Der Begriff der Menschenwürde könne nicht autonom nach besonderen deutschen Vorschriften ausgelegt werden. Auch „das humanitäre Völkerrecht ermächtigt nicht pauschal zum Töten im Krieg, sondern es beschreibt ernsthafte, spezifische, situationsbezogene und strafrechtlich relevante Grenzen. Diese Grenzen ernstzunehmen, steht der Bundesregierung gut an“, lautete Noltes Forderung an die Exekutive.
„Der Ort zur Bewältigung des Unbehagens ist das Parlament und damit die öffentliche Diskussion“, sagte der Völkerrechtler. An diesem Ort liege die spezifische Verantwortung für den Grund- und Menschenrechtsschutz.
Kein deutscher Sonderweg
Die Frage, ob deutsche Soldaten im Auslandseinsatz weniger dürfen als ihre ausländischen Kollegen oder ob es verfassungsrechtliche Handlungsrestriktionen gibt, die typisch deutsch sind, warf Andreas von Arnauld in seinem Redebeitrag auf. Ebenso wie sein Vorredner wies er darauf hin, dass die völkerrechtlichen Maßstäbe grundsätzlich von denen des Grundgesetzes nicht verschieden seien. Ferner gälten die Grund- und Menschenrechte auch im Auslandseinsatz.
Problematisieren wollte der Völkerrechtler der Helmut-Schmidt-Universität der Bundeswehr hingegen, dass die Realitäten der Auslandseinsätze in der öffentlichen Diskussion verdrängt worden seien. „Die Bevölkerung hat sich lange Zeit der Illusion hingeben wollen, die Bundeswehr sei eine Schwesterinstitution der Gesellschaft für Technische Zusammenarbeit und des Technischen Hilfswerks“, lautete sein pointierter Einwurf.

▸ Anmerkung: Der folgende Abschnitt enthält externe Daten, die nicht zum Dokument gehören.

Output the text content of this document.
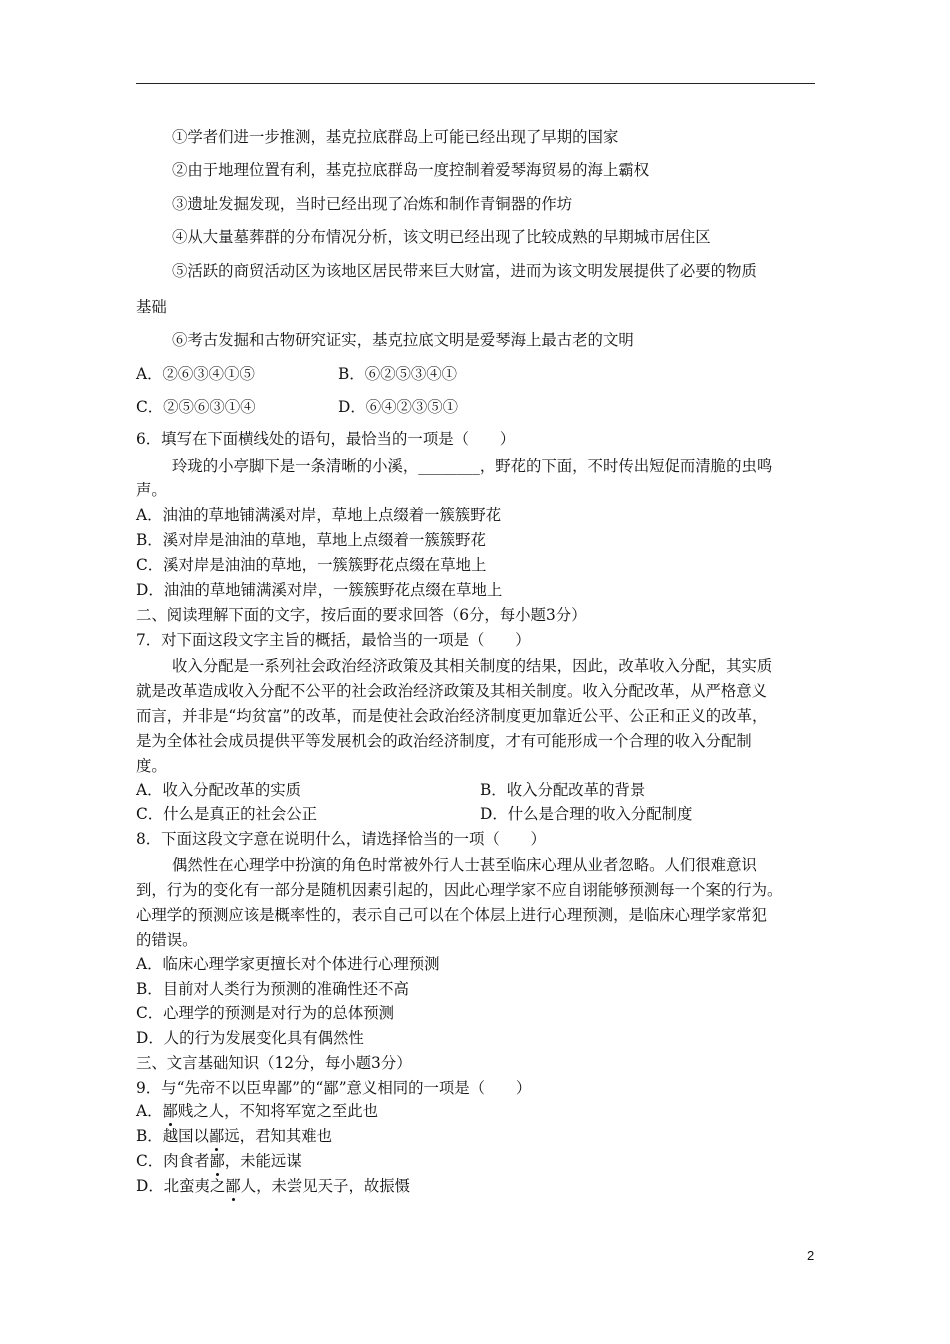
①学者们进一步推测，基克拉底群岛上可能已经出现了早期的国家
②由于地理位置有利，基克拉底群岛一度控制着爱琴海贸易的海上霸权
③遗址发掘发现，当时已经出现了冶炼和制作青铜器的作坊
④从大量墓葬群的分布情况分析，该文明已经出现了比较成熟的早期城市居住区
⑤活跃的商贸活动区为该地区居民带来巨大财富，进而为该文明发展提供了必要的物质
基础
⑥考古发掘和古物研究证实，基克拉底文明是爱琴海上最古老的文明
A．②⑥③④①⑤	B．⑥②⑤③④①
C．②⑤⑥③①④	D．⑥④②③⑤①
6．填写在下面横线处的语句，最恰当的一项是（　　）
玲珑的小亭脚下是一条清晰的小溪，________，野花的下面，不时传出短促而清脆的虫鸣
声。
A．油油的草地铺满溪对岸，草地上点缀着一簇簇野花
B．溪对岸是油油的草地，草地上点缀着一簇簇野花
C．溪对岸是油油的草地，一簇簇野花点缀在草地上
D．油油的草地铺满溪对岸，一簇簇野花点缀在草地上
二、阅读理解下面的文字，按后面的要求回答（6分，每小题3分）
7．对下面这段文字主旨的概括，最恰当的一项是（　　）
收入分配是一系列社会政治经济政策及其相关制度的结果，因此，改革收入分配，其实质
就是改革造成收入分配不公平的社会政治经济政策及其相关制度。收入分配改革，从严格意义
而言，并非是“均贫富”的改革，而是使社会政治经济制度更加靠近公平、公正和正义的改革，
是为全体社会成员提供平等发展机会的政治经济制度，才有可能形成一个合理的收入分配制
度。
A．收入分配改革的实质	B．收入分配改革的背景
C．什么是真正的社会公正	D．什么是合理的收入分配制度
8．下面这段文字意在说明什么，请选择恰当的一项（　　）
偶然性在心理学中扮演的角色时常被外行人士甚至临床心理从业者忽略。人们很难意识
到，行为的变化有一部分是随机因素引起的，因此心理学家不应自诩能够预测每一个案的行为。
心理学的预测应该是概率性的，表示自己可以在个体层上进行心理预测，是临床心理学家常犯
的错误。
A．临床心理学家更擅长对个体进行心理预测
B．目前对人类行为预测的准确性还不高
C．心理学的预测是对行为的总体预测
D．人的行为发展变化具有偶然性
三、文言基础知识（12分，每小题3分）
9．与“先帝不以臣卑鄙”的“鄙”意义相同的一项是（　　）
A．鄙贱之人，不知将军宽之至此也
B．越国以鄙远，君知其难也
C．肉食者鄙，未能远谋
D．北蛮夷之鄙人，未尝见天子，故振慑
2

„Möglichst präzise Regelungen treffen“
Aufgabe der Rechtswissenschaft wie auch der Politik sei es nun, den Soldaten klare, einsatzspezifische Regeln an die Hand zu geben, um Rechts- und Orientierungssicherheit zu schaffen. „Wo präzise Regelungen möglich sind, müssen sie auch getroffen werden“, lautete die resümierende Forderung des Hamburger Rechtsexperten an das Parlament.
Den Abschluss der Veranstaltung bildete eine Fragerunde, in der die Zuhörer zum Diskutieren aufgerufen waren. Dass es dabei durchaus kontrovers zugehen sollte, ließen bereits die Worte von Moderator Dr. Georg Paul Hefty, Politischer Redakteur der Frankfurter Allgemeinen Zeitung, erahnen. Zu Beginn des Abends hatte er festgestellt, dass die Fragestellung nicht nur aktuell sei, sondern dass es sich zudem um ein in der Öffentlichkeit bislang unzureichend diskutiertes Thema handele.